Des dizaines de milliers de partisans du PiS ont manifesté jeudi contre Tusk à Varsovie et, bien que Duda n’ait pas pris part à la manifestation, il a jeté de l’huile sur le feu en défendant deux législateurs du PiS condamnés et qu’il avait graciés.
Duda leur a offert jeudi une nouvelle grâce et s’est engagé à lutter pour leur libération, utilisant le terme de « prisonniers politiques » utilisé par le PiS en référence à eux. La police les avait arrêtés mardi à son palais présidentiel où ils s’étaient réfugiés. Duda a affirmé que les deux anciens ministres reconnus coupables d’abus dans l’exercice de leurs fonctions auraient dû bénéficier d’une précédente grâce qu’il leur avait accordée en 2015, qui a été annulée par le tribunal.
Bodnar a averti vendredi que la nouvelle procédure de grâce de Duda pourrait « prendre beaucoup de temps », suggérant que le gouvernement n’aiderait pas à libérer les députés immédiatement, comme l’exigeait le président.

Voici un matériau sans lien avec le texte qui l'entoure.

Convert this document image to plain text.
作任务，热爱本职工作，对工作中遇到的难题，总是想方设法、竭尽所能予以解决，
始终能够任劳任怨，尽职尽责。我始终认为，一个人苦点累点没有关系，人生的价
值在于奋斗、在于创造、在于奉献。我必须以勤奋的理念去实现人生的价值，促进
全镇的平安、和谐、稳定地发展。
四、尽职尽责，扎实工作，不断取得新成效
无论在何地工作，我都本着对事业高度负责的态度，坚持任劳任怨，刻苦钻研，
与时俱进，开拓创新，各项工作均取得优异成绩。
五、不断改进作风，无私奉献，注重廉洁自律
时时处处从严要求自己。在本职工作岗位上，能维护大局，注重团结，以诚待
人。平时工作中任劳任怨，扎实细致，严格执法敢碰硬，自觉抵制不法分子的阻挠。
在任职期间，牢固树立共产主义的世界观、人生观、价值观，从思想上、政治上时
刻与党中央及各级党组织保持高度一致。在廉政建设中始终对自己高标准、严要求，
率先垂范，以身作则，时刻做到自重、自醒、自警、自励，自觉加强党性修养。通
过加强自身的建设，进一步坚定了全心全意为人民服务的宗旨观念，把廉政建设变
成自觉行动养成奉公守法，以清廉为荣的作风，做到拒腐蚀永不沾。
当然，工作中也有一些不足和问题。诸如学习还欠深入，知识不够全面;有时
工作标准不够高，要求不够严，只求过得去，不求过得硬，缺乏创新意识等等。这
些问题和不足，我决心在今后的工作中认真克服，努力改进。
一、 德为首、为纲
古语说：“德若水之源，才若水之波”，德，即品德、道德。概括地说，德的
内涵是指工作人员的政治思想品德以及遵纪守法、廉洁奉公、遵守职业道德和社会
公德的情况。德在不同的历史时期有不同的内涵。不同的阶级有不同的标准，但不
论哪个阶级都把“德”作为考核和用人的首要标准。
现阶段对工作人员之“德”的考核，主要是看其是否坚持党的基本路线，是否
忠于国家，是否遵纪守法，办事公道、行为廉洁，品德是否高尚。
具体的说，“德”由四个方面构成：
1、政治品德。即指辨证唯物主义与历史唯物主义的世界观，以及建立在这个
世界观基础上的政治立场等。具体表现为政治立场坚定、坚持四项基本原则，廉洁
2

Piotr Bogdanowicz, professeur de droit européen à l’université de Varsovie, a déclaré que des questions subsistaient encore quant à l’ampleur que pourrait avoir la refonte du système judiciaire par Tusk avant de devenir lui-même l’objet de critiques concernant la falsification de l’État de droit.
« L’aspect le plus crucial et le plus difficile est de savoir ce qu’il adviendra des juges mal nommés et des jugements rendus par eux », a déclaré Bogdanowicz. «Si nous voulons ensuite annuler des décisions, nous aurons alors une intervention assez forte du pouvoir législatif dans les décisions judiciaires.»